End FGM Logo - Photo Courtesy of United Nations website
CAIRO – 14 June 2019: Egypt is a pioneering leader in eliminating Female Genital Mutilation (FGM) phenomenon, the UNFPA-UNICEF Joint Program on the FGM said in a statement on Thursday.
“As part of the global response, success is determined by political will, accountability (at national and sub-national levels) and creation of an enabling environment that engages and coordinates actions from stakeholders across all sectors and partners,” the statement read.
Egypt’s efforts comes in light of the SDG 5.3 and the African Union’s Transformative Agenda 2063, the statement added, commending Egypt’s’ leadership regionally and internationally amid its leadership of the African Union.
The National Committee of the Eradication of FGM has launched an awareness campaign against female circumcision, on the occasion of the National Anti-FGM Day which falls on June 14.
“We consider ourselves today more fortunate in facing all forms of violence and discrimination against the female child and the woman, thanks to the continuous support of the political leadership and President Abdel Fatah al-Sisi to the protection and empowerment of the Egyptian female child and woman women, and the government's commitment to enforce national legislations and international commitments, in accordance with Egypt's strategic vision," said Maya Morsy, head of the National Council for Women on Thursday.
Anti-FGM efforts
FGM is carried out by some people especially in some countries in Africa, Asia and the Middle East, through cutting or removing some or all of the external female genitalia.

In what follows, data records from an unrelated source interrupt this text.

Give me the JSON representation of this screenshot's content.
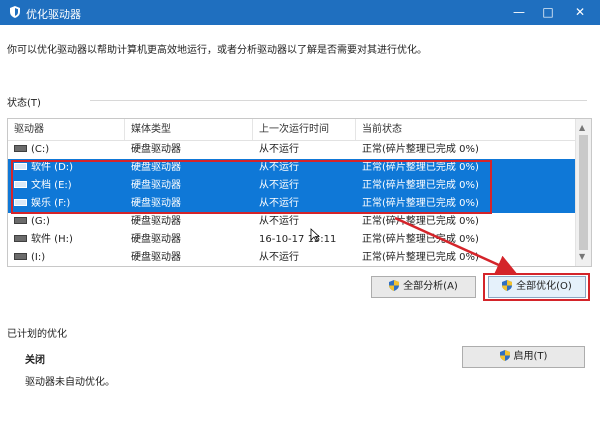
{
  "window": {
    "title": "优化驱动器"
  },
  "description": "你可以优化驱动器以帮助计算机更高效地运行，或者分析驱动器以了解是否需要对其进行优化。",
  "status": {
    "label": "状态(T)"
  },
  "grid": {
    "headers": [
      "驱动器",
      "媒体类型",
      "上一次运行时间",
      "当前状态"
    ],
    "rows": [
      {
        "drive": "(C:)",
        "media": "硬盘驱动器",
        "last_run": "从不运行",
        "status": "正常(碎片整理已完成 0%)",
        "selected": false
      },
      {
        "drive": "软件 (D:)",
        "media": "硬盘驱动器",
        "last_run": "从不运行",
        "status": "正常(碎片整理已完成 0%)",
        "selected": true
      },
      {
        "drive": "文档 (E:)",
        "media": "硬盘驱动器",
        "last_run": "从不运行",
        "status": "正常(碎片整理已完成 0%)",
        "selected": true
      },
      {
        "drive": "娱乐 (F:)",
        "media": "硬盘驱动器",
        "last_run": "从不运行",
        "status": "正常(碎片整理已完成 0%)",
        "selected": true
      },
      {
        "drive": "(G:)",
        "media": "硬盘驱动器",
        "last_run": "从不运行",
        "status": "正常(碎片整理已完成 0%)",
        "selected": false
      },
      {
        "drive": "软件 (H:)",
        "media": "硬盘驱动器",
        "last_run": "16-10-17 15:11",
        "status": "正常(碎片整理已完成 0%)",
        "selected": false
      },
      {
        "drive": "(I:)",
        "media": "硬盘驱动器",
        "last_run": "从不运行",
        "status": "正常(碎片整理已完成 0%)",
        "selected": false
      }
    ]
  },
  "buttons": {
    "analyze_all": "全部分析(A)",
    "optimize_all": "全部优化(O)",
    "enable": "启用(T)"
  },
  "scheduled": {
    "title": "已计划的优化",
    "state": "关闭",
    "description": "驱动器未自动优化。"
  },
  "colors": {
    "titlebar": "#1f6fbf",
    "selection": "#0f78d7",
    "annotation": "#d4242a"
  }
}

In statements on Wednesday, Ashmawi said the campaign is entitled "Budour Month" after the name of a 11-year-old girl who died of complications of a circumcision surgery in a private clinic in the Egyptian village of Mughagha, Minya governorate, in 2007.
She asserted that NCCM has been working over the past few years on several programs to counter such practices through the various mass media means.
Ashmawi also said that in 2016, the government toughened the punishment against those involved in such practice and established the anti-FGM national committee under the chairmanship of the NCCM.
Egypt imposed a complete ban on female genital cutting — also known as female genital mutilation or circumcision — in June 2007 after Budour Shaker died of an excessive dose of anesthesia while being cut at the private clinic in Upper Egypt.
Egypt’s Grand Mufti, the government’s official arbiter of Islamic law, decreed during the same year that female genital cutting was forbidden by Islam, in his strongest statement yet against the practice.
FGM was criminalized by Egyptian parliament in June 2008, thus creating a paradigm shift by moving the practice from social norm to crime.